Delivery: continuous, but with new failure modes
Continuous delivery already moved us toward shipping small changes constantly. AI accelerates the authoring of those changes, which is good—until you remember that throughput is bounded by your slowest verification step, not your fastest authoring step.
If you can generate code ten times faster but your review, testing, and observability haven't kept up, you haven't built a faster team. You've built a faster way to ship bugs. The organizations that win here invest in the unglamorous parts: automated testing, strong CI, observability, and feedback loops that catch regressions before users do.
This is the same lesson DevOps taught a decade ago, applied to a new bottleneck. The constraint just moved.
The team is still the product
Here's the part the tooling conversation tends to miss. A digital product is not the sum of its features. It's the externalization of how a team thinks, communicates, and makes decisions. AI changes the tools, but it doesn't change that fundamental truth.
If anything, it raises the stakes. When the cost of producing output drops, the differentiator becomes judgment—what to build, what to ignore, what tradeoffs to accept. Those are human, organizational decisions. A team with clarity of purpose and good decision-making will use AI to compound its advantage. A team without it will use AI to produce more of the wrong thing, faster.
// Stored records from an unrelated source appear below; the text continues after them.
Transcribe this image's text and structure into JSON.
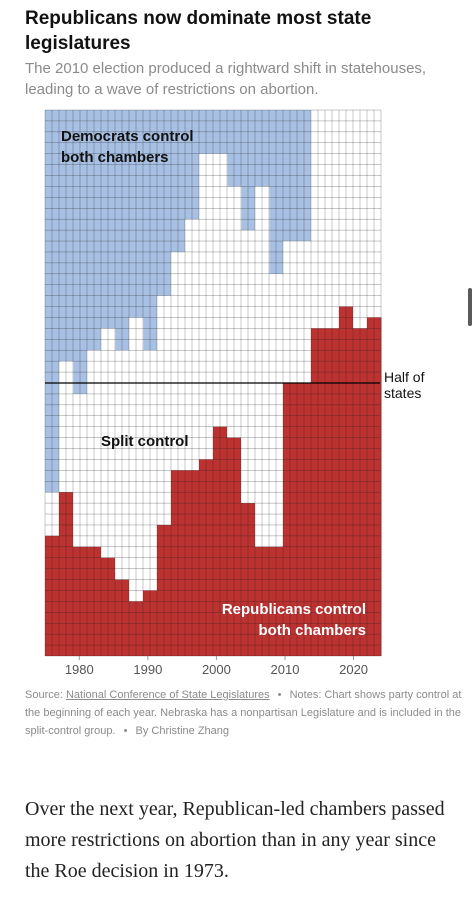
{
  "title": "Republicans now dominate most state legislatures",
  "subtitle": "The 2010 election produced a rightward shift in statehouses, leading to a wave of restrictions on abortion.",
  "chart_data": {
    "type": "area",
    "x": [
      1976,
      1978,
      1980,
      1982,
      1984,
      1986,
      1988,
      1990,
      1992,
      1994,
      1996,
      1998,
      2000,
      2002,
      2004,
      2006,
      2008,
      2010,
      2012,
      2014,
      2016,
      2018,
      2020,
      2022
    ],
    "series": [
      {
        "name": "Republicans control both chambers",
        "values": [
          11,
          15,
          10,
          10,
          9,
          7,
          5,
          6,
          12,
          17,
          17,
          18,
          21,
          20,
          14,
          10,
          10,
          25,
          25,
          30,
          30,
          32,
          30,
          31
        ]
      },
      {
        "name": "Split control",
        "values": [
          4,
          12,
          14,
          18,
          21,
          21,
          26,
          22,
          21,
          20,
          23,
          28,
          25,
          23,
          25,
          33,
          25,
          13,
          13,
          20,
          23,
          26,
          20,
          20
        ]
      },
      {
        "name": "Democrats control both chambers",
        "values": [
          35,
          23,
          26,
          22,
          20,
          22,
          19,
          22,
          17,
          13,
          10,
          4,
          4,
          7,
          11,
          7,
          15,
          12,
          12,
          0,
          -3,
          -8,
          0,
          0
        ]
      }
    ],
    "xlim": [
      1975,
      2024
    ],
    "xticks": [
      "1980",
      "1990",
      "2000",
      "2010",
      "2020"
    ],
    "ylim": [
      0,
      50
    ],
    "annotations": {
      "democrats": [
        "Democrats control",
        "both chambers"
      ],
      "split": "Split control",
      "republicans": [
        "Republicans control",
        "both chambers"
      ],
      "half_line": [
        "Half of",
        "states"
      ],
      "half_value": 25
    },
    "colors": {
      "democrats": "#a7c0e3",
      "split": "#ffffff",
      "republicans": "#bb3231",
      "grid": "#1c1c1c"
    }
  },
  "source": {
    "prefix": "Source:",
    "link": "National Conference of State Legislatures",
    "separator": "•",
    "notes": "Notes: Chart shows party control at the beginning of each year. Nebraska has a nonpartisan Legislature and is included in the split-control group.",
    "byline": "By Christine Zhang"
  },
  "body_text": "Over the next year, Republican-led chambers passed more restrictions on abortion than in any year since the Roe decision in 1973."
}
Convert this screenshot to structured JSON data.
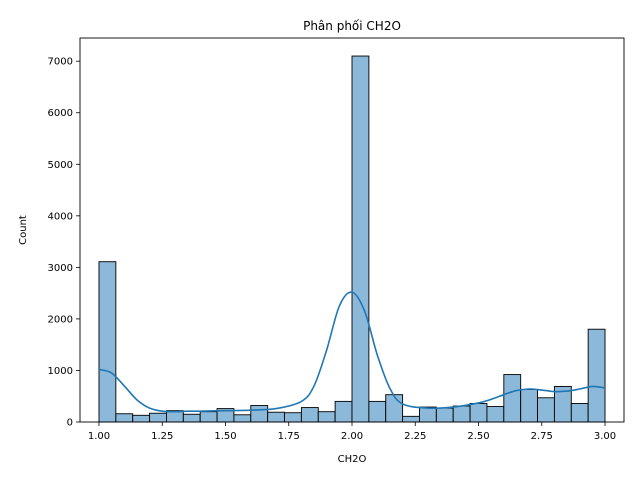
{
  "chart_data": {
    "type": "bar",
    "subtype": "histogram-with-kde",
    "title": "Phân phối CH2O",
    "xlabel": "CH2O",
    "ylabel": "Count",
    "xlim": [
      0.925,
      3.075
    ],
    "ylim": [
      0,
      7450
    ],
    "x_ticks": [
      1.0,
      1.25,
      1.5,
      1.75,
      2.0,
      2.25,
      2.5,
      2.75,
      3.0
    ],
    "x_tick_labels": [
      "1.00",
      "1.25",
      "1.50",
      "1.75",
      "2.00",
      "2.25",
      "2.50",
      "2.75",
      "3.00"
    ],
    "y_ticks": [
      0,
      1000,
      2000,
      3000,
      4000,
      5000,
      6000,
      7000
    ],
    "y_tick_labels": [
      "0",
      "1000",
      "2000",
      "3000",
      "4000",
      "5000",
      "6000",
      "7000"
    ],
    "grid": false,
    "legend": "none",
    "bin_edges": [
      1.0,
      1.0667,
      1.1333,
      1.2,
      1.2667,
      1.3333,
      1.4,
      1.4667,
      1.5333,
      1.6,
      1.6667,
      1.7333,
      1.8,
      1.8667,
      1.9333,
      2.0,
      2.0667,
      2.1333,
      2.2,
      2.2667,
      2.3333,
      2.4,
      2.4667,
      2.5333,
      2.6,
      2.6667,
      2.7333,
      2.8,
      2.8667,
      2.9333,
      3.0
    ],
    "counts": [
      3110,
      160,
      130,
      170,
      220,
      150,
      200,
      260,
      140,
      320,
      190,
      180,
      280,
      200,
      400,
      7100,
      400,
      530,
      110,
      290,
      270,
      310,
      360,
      300,
      920,
      630,
      470,
      690,
      360,
      1800
    ],
    "kde": {
      "x": [
        1.0,
        1.05,
        1.1,
        1.15,
        1.2,
        1.25,
        1.3,
        1.35,
        1.4,
        1.5,
        1.6,
        1.7,
        1.8,
        1.85,
        1.9,
        1.95,
        2.0,
        2.05,
        2.1,
        2.15,
        2.2,
        2.3,
        2.4,
        2.5,
        2.55,
        2.6,
        2.65,
        2.7,
        2.75,
        2.8,
        2.85,
        2.9,
        2.95,
        3.0
      ],
      "y": [
        1020,
        950,
        700,
        430,
        270,
        210,
        200,
        210,
        210,
        220,
        230,
        260,
        400,
        700,
        1400,
        2250,
        2520,
        2150,
        1300,
        650,
        350,
        270,
        290,
        370,
        440,
        530,
        610,
        640,
        620,
        590,
        600,
        640,
        690,
        660
      ]
    },
    "colors": {
      "bar_fill": "#8cb8da",
      "bar_edge": "#000000",
      "kde_line": "#1f77b4"
    }
  }
}
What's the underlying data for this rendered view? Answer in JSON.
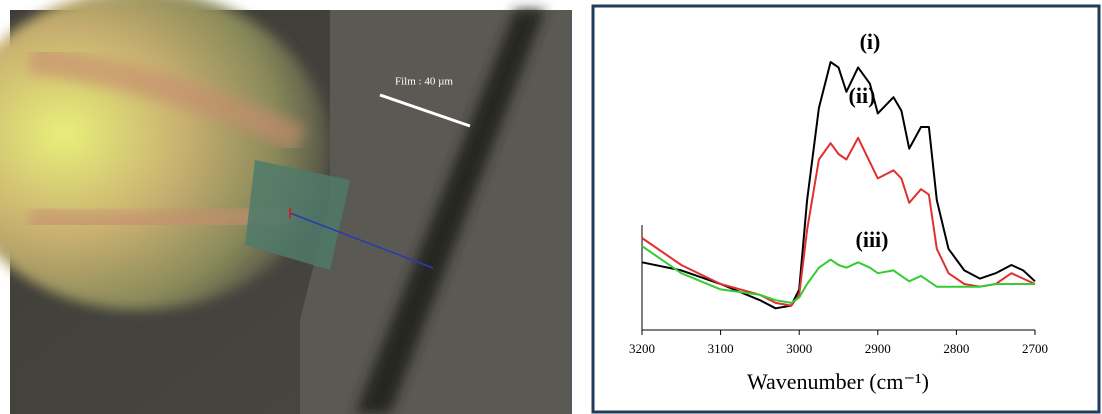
{
  "photo": {
    "scale_label": "Film : 40 µm"
  },
  "chart_data": {
    "type": "line",
    "x": [
      3200,
      3150,
      3100,
      3050,
      3030,
      3010,
      3000,
      2990,
      2975,
      2960,
      2950,
      2940,
      2925,
      2910,
      2900,
      2880,
      2870,
      2860,
      2845,
      2835,
      2825,
      2810,
      2790,
      2770,
      2750,
      2730,
      2715,
      2700
    ],
    "series": [
      {
        "name": "(i)",
        "color": "#000000",
        "values": [
          25,
          22,
          17,
          11,
          8,
          9,
          15,
          48,
          82,
          99,
          97,
          88,
          97,
          91,
          80,
          86,
          81,
          67,
          75,
          75,
          48,
          30,
          22,
          19,
          21,
          24,
          22,
          18
        ]
      },
      {
        "name": "(ii)",
        "color": "#e03030",
        "values": [
          34,
          24,
          17,
          13,
          10,
          9,
          13,
          37,
          63,
          69,
          65,
          63,
          71,
          62,
          56,
          59,
          56,
          47,
          52,
          50,
          30,
          21,
          17,
          16,
          17,
          21,
          19,
          17
        ]
      },
      {
        "name": "(iii)",
        "color": "#33cc33",
        "values": [
          31,
          21,
          15,
          13,
          11,
          10,
          12,
          17,
          23,
          26,
          24,
          23,
          25,
          23,
          21,
          22,
          20,
          18,
          20,
          18,
          16,
          16,
          16,
          16,
          17,
          17,
          17,
          17
        ]
      }
    ],
    "xlim": [
      3200,
      2700
    ],
    "xticks": [
      3200,
      3100,
      3000,
      2900,
      2800,
      2700
    ],
    "xlabel": "Wavenumber (cm⁻¹)"
  }
}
Cross-functional teams with real ownership matter more in this era, not less. The work increasingly happens at the seams—between what the model generates and what the product actually needs—and those seams are exactly where shared context and trust live.
What I'd actually do
If I were leading a product organization through this shift, I'd focus on a few things:
Lower the cost of being wrong. Build the infrastructure—prototyping, testing, observability—that makes experiments cheap and reversible. AI is most valuable when the cost of a failed experiment approaches zero.
Invest in judgment, not just tooling. Buying every team a copilot is the easy part. Teaching them to ask better questions, review critically, and know when the AI is confidently wrong is the hard part, and it's where the real return lives.
Protect the verification layer. As authoring speeds up, your review, testing, and quality practices become the binding constraint. Strengthen them deliberately instead of letting them erode under the pressure of faster output.
Keep humans accountable. AI can draft, suggest, and accelerate. It cannot own an outcome. Make sure every decision still has a person who understands it and stands behind it.
Looking ahead
I don't think AI replaces product teams. I think it changes the texture of the work—removing a lot of the mechanical effort and concentrating the value in judgment, taste, and decision-making. The mechanical parts of building software are being commoditized. What's left is the part that was always the hardest: deciding what's worth building and having the discipline to build it well.
The teams that thrive won't be the ones with the most AI. They'll be the ones who used AI to spend more of their time on the questions that actually matter—and less on the mechanics that never did.